Purchasers will struggle for acceptance with their own company's marketing department and the agencies they use. That's the key finding of a recent CIPS survey on trends in the purchasing of marketing services.

Mistrust by both sides hinders co-operation and, by definition, holds companies back from achieving their goals.

The survey, unveiled at this year's CIPS marketing and purchasing conference in London last month, showed purchasers are eager to get more involved. But they appear to be rebuffed by marketers, of whom less than a quarter of purchasers said had invited them into the buying process.

The crux of the problem lies in the belief by both sides that buying marketing services (the so-called creative services such as television and radio commercials), as well as public relations and the contracting of advertising campaigns, is different from buying widgets.

Marketers believe purchasers know all about the price of widgets, but see them simply as cost-cutters and not value-adders. A failure of many purchasers is that they, too, believe this. That is why marketers are suspicious when approached by purchasers, according to Paul Keirnan, associate director of Edelman, an international public relations firm that carried out the survey.

"If the purchaser comes to work with me, I want to know what is in it for me to co-operate," he says. "I don't want to risk losing an already good relationship with my agency. If I risk having my marketing budget reduced, what is in it for me?

"What needs to be done between the triumvirate - purchasing, marketing and agencies - is to find common goals," he says.

The question for purchasers is whether they can grasp the real value of these creative services to their company and work with marketers and agencies to reach these common goals.

There is evidence that purchasers have the expertise required to fully appreciate the concept of an intangible output. For example, public-sector purchasers working on controversial private finance initiative (PFI) involving construction projects don't actually buy a building. This was the case with the Ministry of Defence's command and staff training college at Shrivenham, which was praised as good value for money by the National Audit Office in February last year.

PFI negotiators focused on output: around 2,000 personnel who were to be trained each year in surroundings and standards that were compatible with getting best out of the MoD's people. The building was a secondary consideration to this.

The real issue, as Graham Hinton, director of advertising agency Seven Worldwide told SM, is that all sides - purchasers, marketing and agencies - don't fully understand how to measure their success accurately.

A recent television ad campaign for Skoda cars increased brand awareness among the public. At the same time, Skoda car sales increased dramatically. The question remains as to what extent the campaign increased sales.

Without this accurate measurement, it is difficult to put a true value, other than the simple cost of production, on the TV ads or ad campaigns. Purchasers will have to fight this urge, argues Hinton.

Colin Murray, senior buyer of marketing services at Britvic, is typical of purchasers who have taken on this challenge. He was a buyer of packaging materials until last month.

"It's a pretty daunting task because it is not as straightforward as buying widgets," he says. "The process is a lot less structured and not as measurable. The key thing for me is being able to build trust in the relationship within marketing departments."

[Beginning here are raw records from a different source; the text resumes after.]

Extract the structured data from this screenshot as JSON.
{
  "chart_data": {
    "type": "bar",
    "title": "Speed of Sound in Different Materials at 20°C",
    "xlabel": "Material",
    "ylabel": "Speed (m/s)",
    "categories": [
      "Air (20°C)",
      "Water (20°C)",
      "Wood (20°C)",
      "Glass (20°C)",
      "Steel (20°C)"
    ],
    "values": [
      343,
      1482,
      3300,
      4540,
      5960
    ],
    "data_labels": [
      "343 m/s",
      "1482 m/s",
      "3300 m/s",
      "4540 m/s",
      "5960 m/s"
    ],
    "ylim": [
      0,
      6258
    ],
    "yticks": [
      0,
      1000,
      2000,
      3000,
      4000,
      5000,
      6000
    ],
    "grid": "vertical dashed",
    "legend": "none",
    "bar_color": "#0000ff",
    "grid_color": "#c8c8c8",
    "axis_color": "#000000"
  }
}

It is into this arena that purchasers must step. In this new world of purchaser-marketer-agency, there must be a relationship that will allow all three to solve the connection between money paid and a measurable output gained.

The issues will not be black and white for purchasers as they seek to work with their colleagues in the marketing department. A one-size-fits-all approach will certainly not work for every company.

Some purchasers will be told by their board of directors to simply go in and cut marketing budgets. Others will be told to improve efficiency. In both cases, purchasers will need to understand what marketers want to achieve and help them to get there.

Purchasers could ultimately be the marketing department's best friends - if they can show marketers how to spend money more wisely, get more bang for their buck, and receive accolades from the boardroom.